Some hotel and rental agencies ask that you leave your passport with them for the duration of their services. Only do this if absolutely necessary.
Valid and legitimate excuses for not producing your documents include: the next country’s embassy has it for an onward visa processing, and I need it to exchange traveler’s cheques at the bank.
Also, consider bringing a birth certificate and driver’s license. They can act as sufficient identification for things like hotel and bicycle deposits. Some countries require an international driving permit to rent vehicles. Check these requirements if you plan to do so.
Hostel cards can save you money on accommodation at member and affiliate hostels. Similarly, student cards can reduce admission fees and even the price of transportation in some cases.
Many countries require proof of onward travel and/or sufficient funds before allowing travelers to enter. A plane ticket home and/or a will usually be satisfactory. You probably won’t have to provide either if you look respectable.
But, if you must prove solvency, a credit card with an expiry date beyond your intended length of stay should do, whether the limit is maxed or not.
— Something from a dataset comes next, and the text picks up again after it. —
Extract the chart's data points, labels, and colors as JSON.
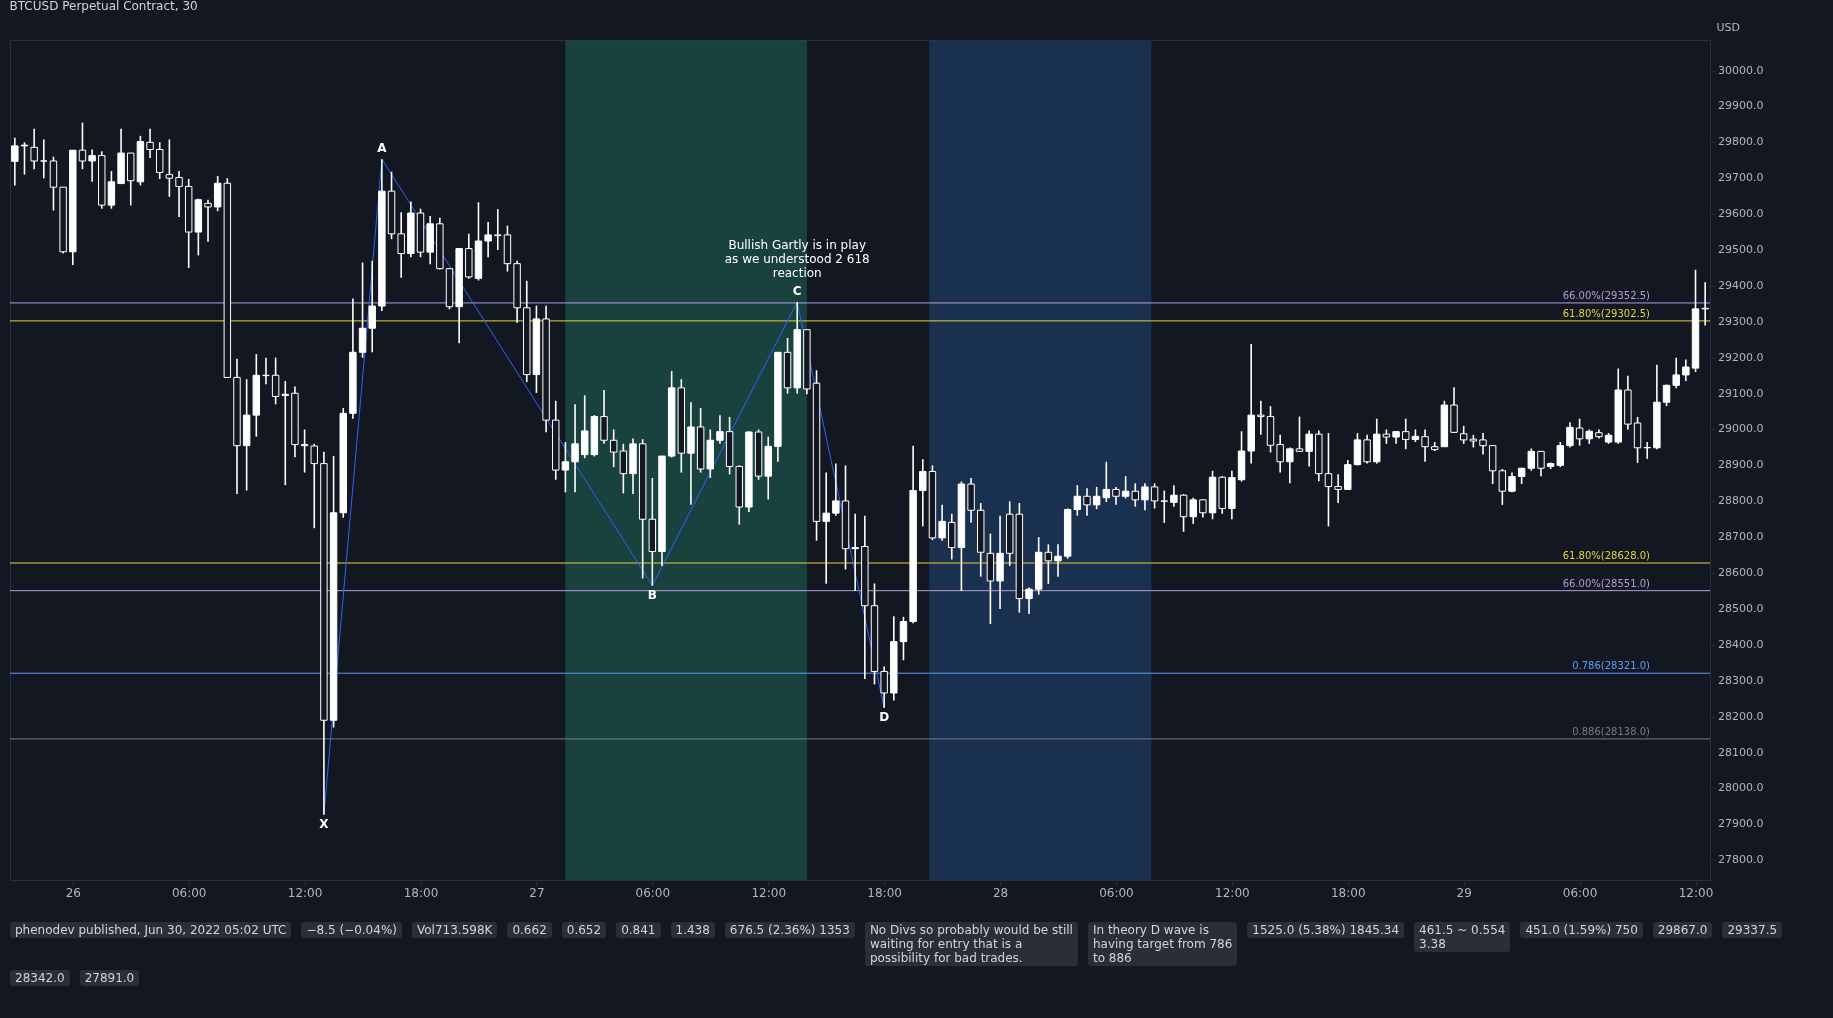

If you don’t have a ticket home but require one, buy a refundable return ticket from wherever and however you entering the country. You might have to absorb the cost if you don’t use it or get a refund.
With a bit of research and effort, things go a lot more smoothly at the border. The best ways to avoid any border hassles that could curtail your travel plans are to look respectable, be patient and smile, and have your passports and visas in order.